Cell viability assay
Jeko-1, Z138, Mino, Rec-1 and Granta519 cells were plated into 96-well plates at a density of 2×105 cells/ml and were treated with 0.2, 0.4, 0.6, 0.8 and 1.2 µM DHCE for 24, 48 and 72 h. PBMCs were plated into 96-well plates at a density of 3×105 cells/ml and were treated with 1.6 µM DHCE for 48 h. After incubation at 37°C and 5% CO2, 10 µl CCK-8 solution was added to each well and the cells were incubated for an additional 2 h at 37°C. Absorbance was then measured at 450 nm using a microplate reader.
Cell apoptosis detection
Double-staining with the BD Pharmingen™ Annexin V/PI Apoptosis Detection kit was used to detect cell apoptosis. Following DHCE (0.4, 0.6 and 0.8 µM) and/or Z-VAD-FMK (50 µM) exposure for 48 h, 1×105 Jeko-1 and Z138 cells were resuspended in 95 µl binding buffer and 5 µl fluorescein isothiocyanate-conjugated Annexin V after centrifugation at 142 × g and 4°C for 5 min. After incubation for 30 min at 4°C in the dark, 500 µl binding buffer and 20 µl PI solution were added to each cell suspension, and the BD FASCanto II flow cytometer (BD Biosciences) was used for analysis by FlowJo 10 (FlowJo LLC, Ashland, OR, USA). Apoptotic cells were identified as Annexin V+/PI− (early apoptosis) and Annexin V+/PI+ (late apoptosis).
Cell cycle analysis
Following 0.4 and 0.8 µM DHCE exposure for 36 h, Jeko-1 and Z138 cells at a density of 2×105 cells/ml were washed with cold PBS, and fixed in 70% ice-cold ethanol overnight at −20°C. The ethanol-fixed samples were washed with PBS, and incubated in 500 µl PI/RNase staining buffer (BD Biosciences) for 15 min at room temperature in the dark prior to flow cytometry. Results were analyzed by ModFit LT 3.2 (Verity Software House, Inc., Topsham, ME, USA).
Clonogenic assay
Jeko-1 and Z138 cells (1×104 cells/well) were mixed with RPMI-1640 media containing 10% FBS and 0.33% agar, and were layered on top of a base layer of 0.5% agar in each well of 6-well plates. After culturing for 2 weeks, cells were incubated with 0.5% crystal violet for 1 h at room temperature. Subsequently, images of cell colonies were captured using a digital camera after staining with extra crystal violet. The number of cell colonies was semi-quantified using ImageJ 1.51 software (National Institutes of Health, Bethesda, MD, USA).

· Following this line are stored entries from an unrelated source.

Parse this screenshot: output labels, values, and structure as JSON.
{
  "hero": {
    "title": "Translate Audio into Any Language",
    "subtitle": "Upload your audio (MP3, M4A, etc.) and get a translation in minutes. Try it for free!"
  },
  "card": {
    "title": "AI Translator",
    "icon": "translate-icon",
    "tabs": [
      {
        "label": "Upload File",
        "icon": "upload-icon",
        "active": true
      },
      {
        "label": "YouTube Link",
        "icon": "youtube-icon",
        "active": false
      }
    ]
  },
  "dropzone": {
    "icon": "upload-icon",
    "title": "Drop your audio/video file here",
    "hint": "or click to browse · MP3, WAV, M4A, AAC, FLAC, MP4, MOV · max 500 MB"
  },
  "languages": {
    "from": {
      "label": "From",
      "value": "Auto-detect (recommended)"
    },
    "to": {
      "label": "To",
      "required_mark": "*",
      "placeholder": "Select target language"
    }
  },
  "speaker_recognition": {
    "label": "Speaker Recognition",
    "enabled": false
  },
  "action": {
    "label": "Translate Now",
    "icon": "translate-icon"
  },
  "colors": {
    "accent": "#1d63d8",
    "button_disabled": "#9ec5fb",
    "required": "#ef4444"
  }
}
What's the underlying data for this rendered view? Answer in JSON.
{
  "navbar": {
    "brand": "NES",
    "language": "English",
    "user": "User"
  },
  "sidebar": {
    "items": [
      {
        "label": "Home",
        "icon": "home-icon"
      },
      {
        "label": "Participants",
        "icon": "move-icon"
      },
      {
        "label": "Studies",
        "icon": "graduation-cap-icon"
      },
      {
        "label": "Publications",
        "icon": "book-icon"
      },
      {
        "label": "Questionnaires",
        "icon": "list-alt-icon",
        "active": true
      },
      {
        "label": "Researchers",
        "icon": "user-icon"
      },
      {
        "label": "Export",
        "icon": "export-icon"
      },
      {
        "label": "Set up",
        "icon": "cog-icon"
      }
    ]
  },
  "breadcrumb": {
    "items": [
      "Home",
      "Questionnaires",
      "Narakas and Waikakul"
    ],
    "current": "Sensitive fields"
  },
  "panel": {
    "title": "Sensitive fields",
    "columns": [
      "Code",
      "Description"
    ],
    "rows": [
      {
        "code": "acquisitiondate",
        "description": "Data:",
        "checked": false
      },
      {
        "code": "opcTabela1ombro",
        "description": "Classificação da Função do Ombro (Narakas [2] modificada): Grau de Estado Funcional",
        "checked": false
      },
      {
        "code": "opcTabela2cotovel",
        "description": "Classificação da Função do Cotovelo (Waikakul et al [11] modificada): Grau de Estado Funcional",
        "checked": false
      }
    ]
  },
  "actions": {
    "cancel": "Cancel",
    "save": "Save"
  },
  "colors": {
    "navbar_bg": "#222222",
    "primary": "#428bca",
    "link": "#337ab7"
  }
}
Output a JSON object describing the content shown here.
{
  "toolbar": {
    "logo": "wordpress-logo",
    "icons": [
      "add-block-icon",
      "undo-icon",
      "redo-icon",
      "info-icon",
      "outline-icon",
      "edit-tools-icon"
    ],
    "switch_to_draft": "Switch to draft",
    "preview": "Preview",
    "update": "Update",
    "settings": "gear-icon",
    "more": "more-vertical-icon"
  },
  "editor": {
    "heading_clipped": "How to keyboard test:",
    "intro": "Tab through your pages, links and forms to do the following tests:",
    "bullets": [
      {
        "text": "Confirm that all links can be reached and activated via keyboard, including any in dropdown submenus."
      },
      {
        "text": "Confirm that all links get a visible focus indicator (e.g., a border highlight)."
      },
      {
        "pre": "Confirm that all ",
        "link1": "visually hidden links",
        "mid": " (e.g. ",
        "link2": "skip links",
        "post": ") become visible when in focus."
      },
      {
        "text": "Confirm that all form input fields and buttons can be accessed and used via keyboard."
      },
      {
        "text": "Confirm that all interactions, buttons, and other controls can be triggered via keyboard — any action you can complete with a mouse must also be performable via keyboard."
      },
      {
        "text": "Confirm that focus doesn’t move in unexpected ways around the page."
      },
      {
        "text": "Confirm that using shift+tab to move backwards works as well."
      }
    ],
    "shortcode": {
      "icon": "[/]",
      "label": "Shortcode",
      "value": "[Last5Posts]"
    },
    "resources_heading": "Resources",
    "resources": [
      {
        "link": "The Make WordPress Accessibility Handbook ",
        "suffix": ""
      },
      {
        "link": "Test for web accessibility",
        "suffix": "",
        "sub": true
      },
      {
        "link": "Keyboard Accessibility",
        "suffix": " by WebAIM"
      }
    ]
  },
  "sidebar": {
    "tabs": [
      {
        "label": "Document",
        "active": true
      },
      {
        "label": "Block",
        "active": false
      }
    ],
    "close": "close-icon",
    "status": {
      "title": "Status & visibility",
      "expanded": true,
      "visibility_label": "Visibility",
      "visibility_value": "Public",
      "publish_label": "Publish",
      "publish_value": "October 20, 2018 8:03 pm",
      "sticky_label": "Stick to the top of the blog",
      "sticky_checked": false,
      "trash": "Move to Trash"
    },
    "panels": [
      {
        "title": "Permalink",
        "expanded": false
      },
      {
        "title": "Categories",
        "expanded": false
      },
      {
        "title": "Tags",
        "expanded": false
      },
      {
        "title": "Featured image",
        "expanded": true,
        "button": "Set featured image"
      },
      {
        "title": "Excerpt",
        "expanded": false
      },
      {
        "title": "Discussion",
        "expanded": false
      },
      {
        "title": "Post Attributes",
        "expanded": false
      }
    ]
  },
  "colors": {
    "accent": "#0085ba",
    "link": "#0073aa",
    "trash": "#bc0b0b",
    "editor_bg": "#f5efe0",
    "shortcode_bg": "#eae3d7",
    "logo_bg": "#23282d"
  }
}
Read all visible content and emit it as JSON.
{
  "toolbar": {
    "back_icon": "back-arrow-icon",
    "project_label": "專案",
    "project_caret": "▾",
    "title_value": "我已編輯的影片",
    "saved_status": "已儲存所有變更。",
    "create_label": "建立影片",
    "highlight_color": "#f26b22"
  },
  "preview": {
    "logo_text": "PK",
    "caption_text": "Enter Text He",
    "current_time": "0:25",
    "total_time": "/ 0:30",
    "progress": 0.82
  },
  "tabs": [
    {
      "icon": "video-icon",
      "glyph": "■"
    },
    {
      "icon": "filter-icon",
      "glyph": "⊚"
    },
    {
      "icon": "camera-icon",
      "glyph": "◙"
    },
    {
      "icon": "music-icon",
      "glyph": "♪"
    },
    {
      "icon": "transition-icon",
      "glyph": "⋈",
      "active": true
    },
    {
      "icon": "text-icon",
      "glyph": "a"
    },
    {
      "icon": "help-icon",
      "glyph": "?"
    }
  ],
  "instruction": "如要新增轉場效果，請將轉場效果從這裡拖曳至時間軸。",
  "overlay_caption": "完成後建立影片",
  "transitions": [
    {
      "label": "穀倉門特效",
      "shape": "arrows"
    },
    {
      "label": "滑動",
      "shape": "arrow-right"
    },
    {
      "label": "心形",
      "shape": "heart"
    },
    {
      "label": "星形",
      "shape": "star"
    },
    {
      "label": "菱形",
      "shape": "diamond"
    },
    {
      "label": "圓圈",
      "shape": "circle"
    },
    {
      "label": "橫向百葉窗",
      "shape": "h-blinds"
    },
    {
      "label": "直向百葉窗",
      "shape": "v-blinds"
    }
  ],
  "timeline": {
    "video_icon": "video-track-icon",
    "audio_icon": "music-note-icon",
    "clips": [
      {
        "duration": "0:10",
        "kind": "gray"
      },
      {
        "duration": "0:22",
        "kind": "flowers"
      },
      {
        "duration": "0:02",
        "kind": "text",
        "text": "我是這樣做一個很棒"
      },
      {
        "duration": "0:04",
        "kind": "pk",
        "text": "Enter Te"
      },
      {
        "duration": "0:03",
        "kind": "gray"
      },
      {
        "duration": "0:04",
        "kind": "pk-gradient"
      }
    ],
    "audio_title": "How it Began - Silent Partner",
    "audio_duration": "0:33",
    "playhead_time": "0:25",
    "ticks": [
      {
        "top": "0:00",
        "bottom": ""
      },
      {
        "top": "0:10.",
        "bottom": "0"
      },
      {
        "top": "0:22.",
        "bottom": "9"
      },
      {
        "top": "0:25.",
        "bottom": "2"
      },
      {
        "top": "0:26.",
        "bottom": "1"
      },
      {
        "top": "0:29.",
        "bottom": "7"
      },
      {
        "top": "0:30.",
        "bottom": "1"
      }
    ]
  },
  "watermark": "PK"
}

5-Ethynyl-2′-deoxyuridine (EdU) labeling and immunofluo-rescence
Jeko-1 and Z138 cells were plated into a 6-well plate at a density of 4×105 cells/well, and were incubated with or without 0.8 µM DHCE at 37°C for 48 h. Subsequently, all cells were incubated with 50 µM EdU (Guangzhou RiboBio Co., Ltd., Guangzhou, China) at 37°C for 1 h. After being fixed with 4% paraformaldehyde at room temperature for 30 min, the cells were treated with 0.5% Triton X-100 at room temperature for 10 min and washed three times with PBS. Thereafter, the cells were exposed to 100 µl 1X Apollo reaction cocktail at 37°C for 30 min and incubated with DAPI at room temperature to stain the cell nuclei for 5 min. A confocal laser-scanning microscope was used to detect stained cells.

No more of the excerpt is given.